The switch S is closed at t = 0 (assume that the battery voltage remains constant at 10V and the resistance of the inductor is negligible). Calculate the voltage across each resistor a very long time after the switch has been closed and all currents and voltages reached steady values.

A very long time after t = 0, when all currents and voltages in the circuit have settled down to steady values, the switch is opened again.
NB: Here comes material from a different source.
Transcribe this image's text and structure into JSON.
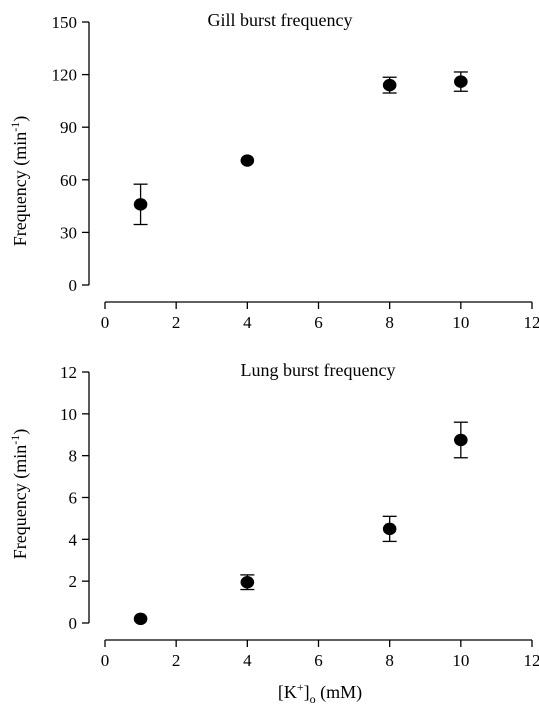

What will be the current flowing through the 100-Ohm resistor 0.02 seconds after the switch is opened Make sure that you specific its direction (UP or DOWN) ?
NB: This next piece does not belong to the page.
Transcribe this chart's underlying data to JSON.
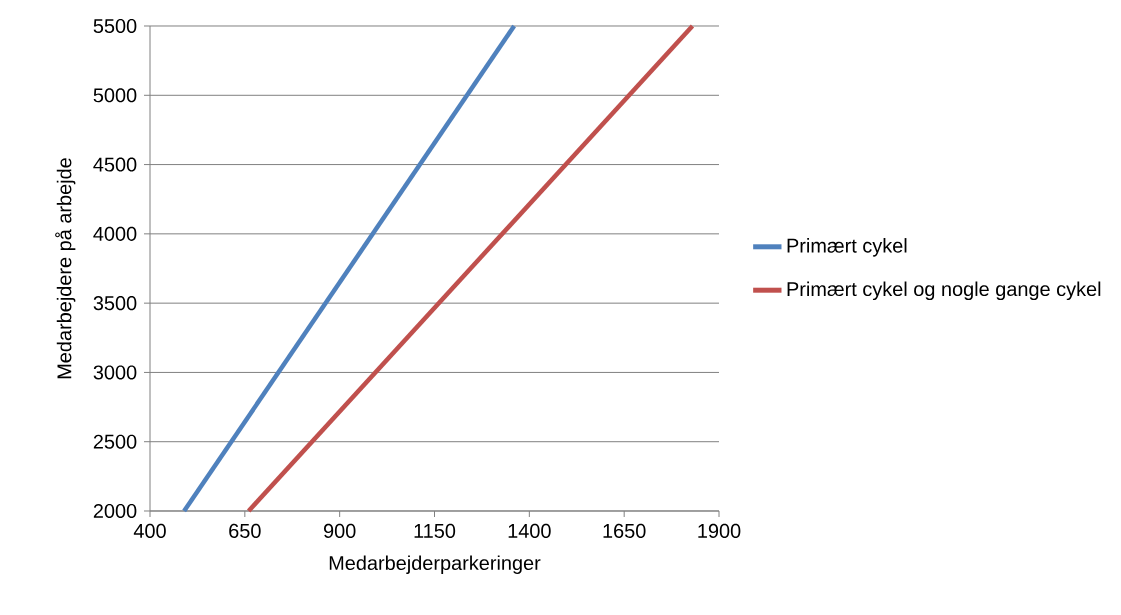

V across 10Ω resistor = 10V, V across 100Ω resistor = 0V, I across 100Ω resisitor = 0.632A, with the direction being UP.

Explanation:

A long time after the switch is closed, the current through the inductance does not change. Voltage across the inductor is V (2H) = L x (dI) / (dt) = 0. It can be considered as zero resistance. It is in parallel with 100Ω resistor, so resistance of the combination will be zero. Now the circuit consists of a battery of emf 10V and a resistance 10Ω.

Current through the circuit is I = (10) / (10) = 1A

Voltage across the 10Ω resistor is V (10Ω) = 10V

Voltage across the inductor is V (2H) = 0V

Voltage across the 100Ω resistor is V (100Ω) = 0V

Current through 10Ω is I (10Ω) = 1A

Current through inductor is I (2H) = 1A

Current through 100Ω resistor is I (100Ω) = 0A

2)

After currents and voltages reached steady state again, the switch is opened again.

Now the circuit consists of 100Ω resistor and 2H inductor in series. At time t=0, the current through the circuit is I₀ = 1A,

At time t=0, the current through the 2H inductor is I (2H) = 1A and is flowing down the inductor.

Current through the 100Ω resistor after time t is I (100Ω) = I₀ x (1-e^{-Rt/L})

I (100Ω) = 1 (1-e^{-100*0.02/2}) = 0.632A

Direction of current in 100Ω resistor is UP.